Court upholds Texas’ anti-censorship social media law
Court Rules Big Tech Can’t Censor Based on Political Viewpoints
The case will likely go to The Supreme Court
Dan Frieth with Reclaim The Net reports:
The US Court of Appeals for the Fifth Circuit upheld a law that was passed in Texas that prohibits large social media platforms from censoring users based on political viewpoints.
The law was passed in September 2021. It was challenged by industry trade group NetChoice and was blocked by a federal district court in December 2021.
We obtained a copy of the ruling for you here.
Critics of the law argued that it violates the First Amendment rights of social media companies by forcing private companies to publish content they don’t want to.
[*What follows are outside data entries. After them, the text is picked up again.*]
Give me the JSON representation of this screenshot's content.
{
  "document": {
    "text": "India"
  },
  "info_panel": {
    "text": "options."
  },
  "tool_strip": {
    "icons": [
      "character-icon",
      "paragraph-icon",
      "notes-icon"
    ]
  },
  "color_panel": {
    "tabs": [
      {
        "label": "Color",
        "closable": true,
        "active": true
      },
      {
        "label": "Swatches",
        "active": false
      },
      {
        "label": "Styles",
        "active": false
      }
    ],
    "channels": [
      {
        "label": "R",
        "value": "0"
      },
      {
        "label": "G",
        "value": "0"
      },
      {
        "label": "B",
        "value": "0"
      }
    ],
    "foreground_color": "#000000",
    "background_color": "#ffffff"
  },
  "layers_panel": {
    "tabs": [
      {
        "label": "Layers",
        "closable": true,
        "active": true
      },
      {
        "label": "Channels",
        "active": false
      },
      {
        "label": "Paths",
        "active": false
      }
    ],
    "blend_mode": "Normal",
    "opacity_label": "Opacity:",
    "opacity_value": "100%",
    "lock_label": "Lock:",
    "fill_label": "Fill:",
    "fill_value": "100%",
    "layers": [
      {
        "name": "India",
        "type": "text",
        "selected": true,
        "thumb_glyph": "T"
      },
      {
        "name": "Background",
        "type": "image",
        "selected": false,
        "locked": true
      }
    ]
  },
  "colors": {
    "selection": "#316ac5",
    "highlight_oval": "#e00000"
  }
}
The First Amendment protects both people and companies from censorship by the government intervention in speech.
The state of Texas appealed the decision by the district court in the Court of Appeals for the Fifth Circuit.
Writing the ruling on behalf of a three-judge panel, Judge Andrew Oldham said the court “rejects the idea that corporations have a freewheeling First Amendment right to censor what people say.”
“The Platforms are not newspapers,” he continued. “Their censorship is not speech.”
The ruling argues that the Texas social media law doesn’t violate the First Amendment because “Section 7 does not regulate the Platforms’ speech at all; it protects other people’s speech and regulates the Platforms’ conduct.”